For competitive reasons, Barrow would not disclose the amount FMOL is seeking. “We’re still in the middle of negotiations. To share that kind of information could conceivable put us all at a disadvantage with the different hospitals we compete with in our local markets. Let me say this, they were offering after multiple negotiation sessions a zero percent increase. Our feeling would be this: if they were willing to keep premium increases to zero for local employers and subscribers then zero percent increase for hospitals and physicians might make sense. And we’ve told them that,” he continued. “We are happy to keep our increase from Blue Cross in alignment with the increases or a lack thereof that they pass on to their subscribers."

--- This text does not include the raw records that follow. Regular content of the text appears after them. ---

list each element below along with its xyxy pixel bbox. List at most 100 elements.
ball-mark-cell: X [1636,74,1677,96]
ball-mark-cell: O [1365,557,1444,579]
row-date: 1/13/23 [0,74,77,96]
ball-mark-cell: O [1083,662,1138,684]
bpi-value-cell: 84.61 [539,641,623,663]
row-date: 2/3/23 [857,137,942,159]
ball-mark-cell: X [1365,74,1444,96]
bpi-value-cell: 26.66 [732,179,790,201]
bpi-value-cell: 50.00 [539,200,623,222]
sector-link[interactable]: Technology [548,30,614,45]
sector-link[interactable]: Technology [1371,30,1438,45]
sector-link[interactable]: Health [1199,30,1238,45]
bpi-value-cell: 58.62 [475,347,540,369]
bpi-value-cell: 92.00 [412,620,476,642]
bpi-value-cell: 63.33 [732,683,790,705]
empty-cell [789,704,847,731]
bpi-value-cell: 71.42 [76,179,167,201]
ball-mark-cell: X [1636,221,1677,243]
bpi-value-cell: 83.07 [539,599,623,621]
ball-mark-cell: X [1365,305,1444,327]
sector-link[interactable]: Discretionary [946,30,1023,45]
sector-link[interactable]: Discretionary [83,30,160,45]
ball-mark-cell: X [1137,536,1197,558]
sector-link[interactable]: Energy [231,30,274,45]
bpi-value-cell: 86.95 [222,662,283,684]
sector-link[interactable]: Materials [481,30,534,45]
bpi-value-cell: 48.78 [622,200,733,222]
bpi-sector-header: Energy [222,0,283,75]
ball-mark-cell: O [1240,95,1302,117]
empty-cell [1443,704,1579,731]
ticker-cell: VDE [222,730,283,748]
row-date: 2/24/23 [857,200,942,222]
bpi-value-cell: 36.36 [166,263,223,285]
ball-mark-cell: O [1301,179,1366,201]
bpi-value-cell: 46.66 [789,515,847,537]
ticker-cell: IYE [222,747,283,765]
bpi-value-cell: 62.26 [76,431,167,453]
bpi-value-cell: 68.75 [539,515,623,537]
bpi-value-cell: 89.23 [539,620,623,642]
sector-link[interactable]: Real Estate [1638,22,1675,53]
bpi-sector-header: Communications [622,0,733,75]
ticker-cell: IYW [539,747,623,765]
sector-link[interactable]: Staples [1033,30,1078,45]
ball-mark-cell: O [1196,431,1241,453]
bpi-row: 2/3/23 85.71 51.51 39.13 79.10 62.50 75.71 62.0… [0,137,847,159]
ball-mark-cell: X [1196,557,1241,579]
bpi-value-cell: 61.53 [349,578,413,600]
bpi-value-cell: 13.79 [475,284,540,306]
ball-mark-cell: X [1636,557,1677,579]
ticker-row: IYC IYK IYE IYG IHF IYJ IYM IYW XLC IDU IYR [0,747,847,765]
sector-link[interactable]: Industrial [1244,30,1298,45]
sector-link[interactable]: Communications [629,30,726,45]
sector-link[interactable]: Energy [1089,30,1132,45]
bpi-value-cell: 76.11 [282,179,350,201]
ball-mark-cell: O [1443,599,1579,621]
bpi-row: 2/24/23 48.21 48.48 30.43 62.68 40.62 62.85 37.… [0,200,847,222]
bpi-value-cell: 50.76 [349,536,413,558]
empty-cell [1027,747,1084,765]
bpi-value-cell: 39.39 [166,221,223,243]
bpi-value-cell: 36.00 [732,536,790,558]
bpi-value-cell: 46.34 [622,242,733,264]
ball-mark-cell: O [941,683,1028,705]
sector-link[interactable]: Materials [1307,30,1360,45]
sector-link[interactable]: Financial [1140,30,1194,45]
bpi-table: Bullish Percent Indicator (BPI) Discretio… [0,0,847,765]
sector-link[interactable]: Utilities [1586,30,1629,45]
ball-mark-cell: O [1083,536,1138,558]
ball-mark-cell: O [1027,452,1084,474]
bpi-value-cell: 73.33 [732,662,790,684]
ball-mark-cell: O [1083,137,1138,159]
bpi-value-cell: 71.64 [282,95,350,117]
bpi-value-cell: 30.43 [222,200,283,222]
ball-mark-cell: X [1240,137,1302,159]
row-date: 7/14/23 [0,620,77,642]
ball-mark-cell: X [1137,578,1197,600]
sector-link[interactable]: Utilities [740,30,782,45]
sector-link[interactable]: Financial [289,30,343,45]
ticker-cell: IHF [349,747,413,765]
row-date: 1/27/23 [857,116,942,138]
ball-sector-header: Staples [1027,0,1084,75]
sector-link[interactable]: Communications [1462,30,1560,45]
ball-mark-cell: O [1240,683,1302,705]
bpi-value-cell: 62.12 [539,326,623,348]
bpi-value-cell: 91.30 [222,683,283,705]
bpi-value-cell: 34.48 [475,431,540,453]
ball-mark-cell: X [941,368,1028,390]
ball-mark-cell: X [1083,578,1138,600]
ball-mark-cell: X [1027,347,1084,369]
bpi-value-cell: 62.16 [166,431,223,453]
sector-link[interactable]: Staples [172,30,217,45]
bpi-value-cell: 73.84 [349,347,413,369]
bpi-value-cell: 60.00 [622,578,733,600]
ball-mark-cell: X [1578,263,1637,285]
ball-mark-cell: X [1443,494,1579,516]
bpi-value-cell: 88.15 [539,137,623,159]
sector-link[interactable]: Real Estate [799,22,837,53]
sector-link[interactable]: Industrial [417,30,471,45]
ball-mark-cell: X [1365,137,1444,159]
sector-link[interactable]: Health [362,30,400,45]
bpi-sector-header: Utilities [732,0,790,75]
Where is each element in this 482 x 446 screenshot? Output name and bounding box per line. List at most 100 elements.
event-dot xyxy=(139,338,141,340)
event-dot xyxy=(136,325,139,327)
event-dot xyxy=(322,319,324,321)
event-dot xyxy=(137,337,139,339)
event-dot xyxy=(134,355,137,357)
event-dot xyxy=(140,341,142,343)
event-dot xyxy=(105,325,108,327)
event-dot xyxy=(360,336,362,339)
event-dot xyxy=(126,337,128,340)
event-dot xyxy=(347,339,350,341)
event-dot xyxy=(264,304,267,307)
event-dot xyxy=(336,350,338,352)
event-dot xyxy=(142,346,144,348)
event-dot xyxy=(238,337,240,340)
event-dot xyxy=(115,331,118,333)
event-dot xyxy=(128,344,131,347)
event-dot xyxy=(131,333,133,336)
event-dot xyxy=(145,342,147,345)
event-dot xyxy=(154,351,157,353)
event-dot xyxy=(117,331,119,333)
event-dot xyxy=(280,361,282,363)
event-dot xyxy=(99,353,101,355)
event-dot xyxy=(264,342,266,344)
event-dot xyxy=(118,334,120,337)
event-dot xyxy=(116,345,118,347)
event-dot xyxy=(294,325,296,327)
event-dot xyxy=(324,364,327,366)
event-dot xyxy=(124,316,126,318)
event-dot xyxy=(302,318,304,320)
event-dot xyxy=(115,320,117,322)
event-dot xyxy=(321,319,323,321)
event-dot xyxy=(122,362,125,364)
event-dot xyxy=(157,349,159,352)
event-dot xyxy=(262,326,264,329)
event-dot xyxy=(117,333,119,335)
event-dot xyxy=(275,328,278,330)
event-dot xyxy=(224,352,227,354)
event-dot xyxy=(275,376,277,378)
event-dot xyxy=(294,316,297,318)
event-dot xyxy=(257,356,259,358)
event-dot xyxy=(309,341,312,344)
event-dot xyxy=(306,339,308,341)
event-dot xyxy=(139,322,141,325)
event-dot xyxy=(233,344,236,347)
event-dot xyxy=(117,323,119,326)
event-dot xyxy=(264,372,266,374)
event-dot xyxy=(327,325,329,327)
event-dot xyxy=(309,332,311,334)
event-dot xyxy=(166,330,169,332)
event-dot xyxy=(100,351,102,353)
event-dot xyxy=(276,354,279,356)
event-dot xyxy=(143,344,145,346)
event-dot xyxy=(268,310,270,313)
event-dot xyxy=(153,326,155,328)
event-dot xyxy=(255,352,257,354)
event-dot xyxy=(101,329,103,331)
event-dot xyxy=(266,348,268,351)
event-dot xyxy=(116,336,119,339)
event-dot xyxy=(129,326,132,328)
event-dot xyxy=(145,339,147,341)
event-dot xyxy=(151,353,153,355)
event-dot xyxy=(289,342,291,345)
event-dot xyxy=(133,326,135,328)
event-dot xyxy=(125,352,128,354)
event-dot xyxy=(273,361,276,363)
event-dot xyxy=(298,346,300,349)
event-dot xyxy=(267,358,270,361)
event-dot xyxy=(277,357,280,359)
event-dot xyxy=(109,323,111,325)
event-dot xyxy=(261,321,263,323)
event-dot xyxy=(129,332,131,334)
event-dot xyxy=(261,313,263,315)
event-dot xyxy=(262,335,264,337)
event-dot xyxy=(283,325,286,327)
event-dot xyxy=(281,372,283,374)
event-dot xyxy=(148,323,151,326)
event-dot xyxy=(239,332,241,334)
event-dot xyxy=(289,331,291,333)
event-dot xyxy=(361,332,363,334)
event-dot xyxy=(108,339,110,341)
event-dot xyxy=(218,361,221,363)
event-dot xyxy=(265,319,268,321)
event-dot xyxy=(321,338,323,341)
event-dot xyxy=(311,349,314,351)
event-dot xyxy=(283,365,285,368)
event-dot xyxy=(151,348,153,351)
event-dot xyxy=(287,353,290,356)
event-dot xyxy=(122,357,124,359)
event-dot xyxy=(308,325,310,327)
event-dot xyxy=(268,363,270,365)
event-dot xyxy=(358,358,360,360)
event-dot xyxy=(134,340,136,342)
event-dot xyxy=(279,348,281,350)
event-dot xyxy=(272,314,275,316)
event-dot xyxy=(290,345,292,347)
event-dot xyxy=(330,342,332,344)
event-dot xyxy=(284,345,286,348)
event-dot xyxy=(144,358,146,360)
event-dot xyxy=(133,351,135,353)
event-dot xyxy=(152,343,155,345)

Maginnis, however, did not hesitate this morning to disclose FMOL's request. He says FMOL is asking for a 9 percent increase, which would amount to about $18 million annually. He says the reimbursement rate to FMOL is already the highest in the state, “by a substantial amount.”

In its press release Blue Cross says its door is always open to FMOL and that “we will welcome them back into the network if they choose to accept our offer. We recognize the value they bring to our provider networks.”

FMOL remains hopeful an agreement will be reached before Jan. 31.